Billy Riley - Wouldn't You Know

Billy Riley / The Little Green Men - Wouldn't You Know (Sun 289), 1958

"Wouldn't You Know" was penned by famous songwriter John S. Marascalco (born 1931 in Grenada, Mississippi). Before his affiliation with Art Rupe's Speciality label, Marascalco tried his luck as a songwriter first with Sam Phillips and his Sun Records - unsuccessfully, though. He saw Elvis Presley performing in 1955 and presented him his composition "Rip It Up" backstage. Although Presley wouldn't record it after Little Richard's hit version came out, it was through this connection that Marascalco came to Sun. 

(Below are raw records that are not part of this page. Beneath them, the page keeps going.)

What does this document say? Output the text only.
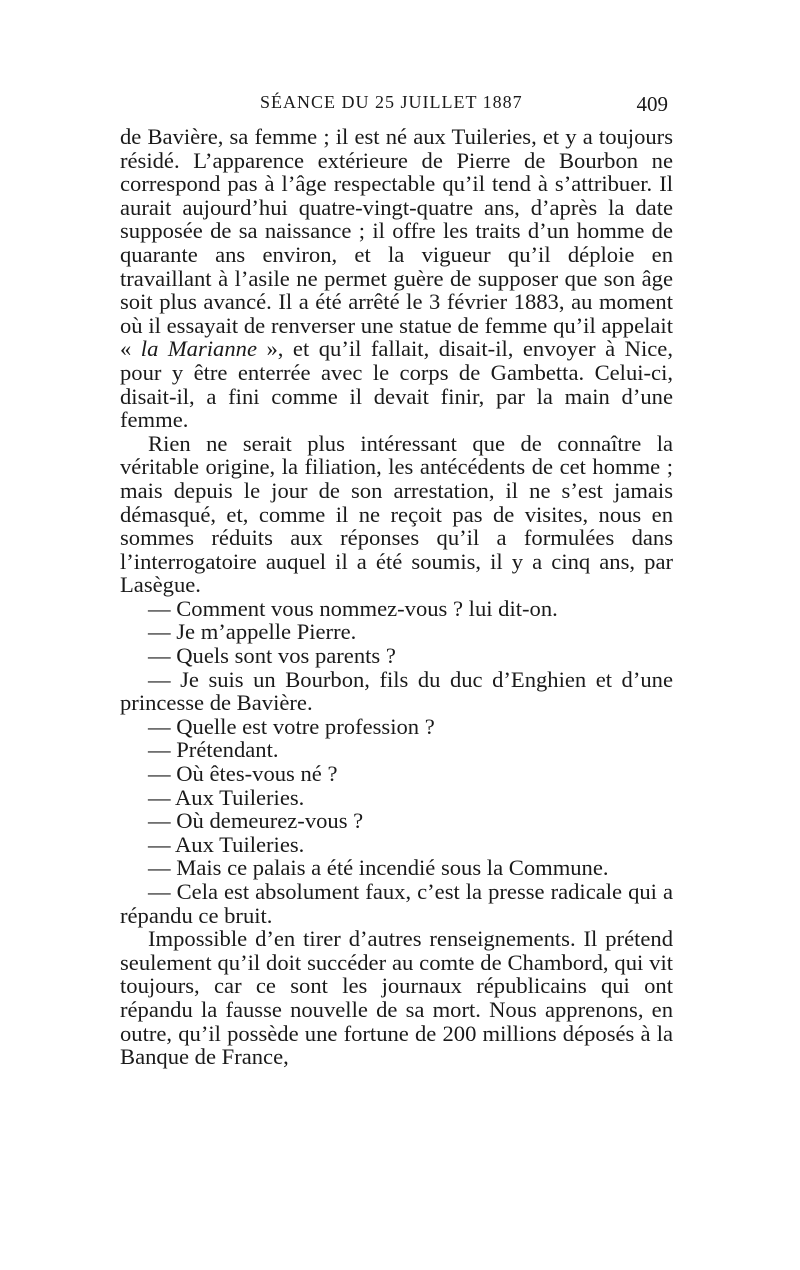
SÉANCE DU 25 JUILLET 1887	409

de Bavière, sa femme ; il est né aux Tuileries, et y a toujours résidé. L’apparence extérieure de Pierre de Bourbon ne correspond pas à l’âge respectable qu’il tend à s’attribuer. Il aurait aujourd’hui quatre-vingt-quatre ans, d’après la date supposée de sa naissance ; il offre les traits d’un homme de quarante ans environ, et la vigueur qu’il déploie en travaillant à l’asile ne permet guère de supposer que son âge soit plus avancé. Il a été arrêté le 3 février 1883, au moment où il essayait de renverser une statue de femme qu’il appelait « la Marianne », et qu’il fallait, disait-il, envoyer à Nice, pour y être enterrée avec le corps de Gambetta. Celui-ci, disait-il, a fini comme il devait finir, par la main d’une femme.

Rien ne serait plus intéressant que de connaître la véritable origine, la filiation, les antécédents de cet homme ; mais depuis le jour de son arrestation, il ne s’est jamais démasqué, et, comme il ne reçoit pas de visites, nous en sommes réduits aux réponses qu’il a formulées dans l’interrogatoire auquel il a été soumis, il y a cinq ans, par Lasègue.

— Comment vous nommez-vous ? lui dit-on.

— Je m’appelle Pierre.

— Quels sont vos parents ?

— Je suis un Bourbon, fils du duc d’Enghien et d’une princesse de Bavière.

— Quelle est votre profession ?

— Prétendant.

— Où êtes-vous né ?

— Aux Tuileries.

— Où demeurez-vous ?

— Aux Tuileries.

— Mais ce palais a été incendié sous la Commune.

— Cela est absolument faux, c’est la presse radicale qui a répandu ce bruit.

Impossible d’en tirer d’autres renseignements. Il prétend seulement qu’il doit succéder au comte de Chambord, qui vit toujours, car ce sont les journaux républicains qui ont répandu la fausse nouvelle de sa mort. Nous apprenons, en outre, qu’il possède une fortune de 200 millions déposés à la Banque de France,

Unable to come to an agreement with Phillips about a songwriting contract, the only two songs Marascalco penned for Phillips were "Wouldn't You Know" and "Dance with Me Honey." Both songs were recorded by Billy Riley but only "Wouldn't You Know" saw release on the yellow Sun label. It was recorded by Riley and his Little Green Men on November 25, 1957 at the Sun Studio with Riley on vocal and guitar, Roland Janes on lead guitar, Martin Willis on sax, James Paulman on piano, and Jimmy Van Eaton on drums. Released in February 1958 with Riley's own "Baby Please Don't Go" on the flip (Sun #289), it was his next single after his claim to fame "Red Hot" b/w "Pearly Lee" (Sun #277). Unfortunately, it sold less than "Red Hot," which had been dropped by Phillips in order to finance the promotion of Jerry Lee Lewis' "Great Balls of Fire."

Craig Morrison wrote in his book "Go Cat Go!" about "Wouldn't You Know":
'Wouldn't You Know,' the fourth single, never quite seem to gel, at times veering to one style and then to another. "
Marascalco began a new relationship with Specialty Records and penned such hits as "Ready Teady," another version of "Ript It Up," "Good Golly Miss Molly" and others. In the early 1960s, he owned a couple of record labels and worked as a songwriter and producer.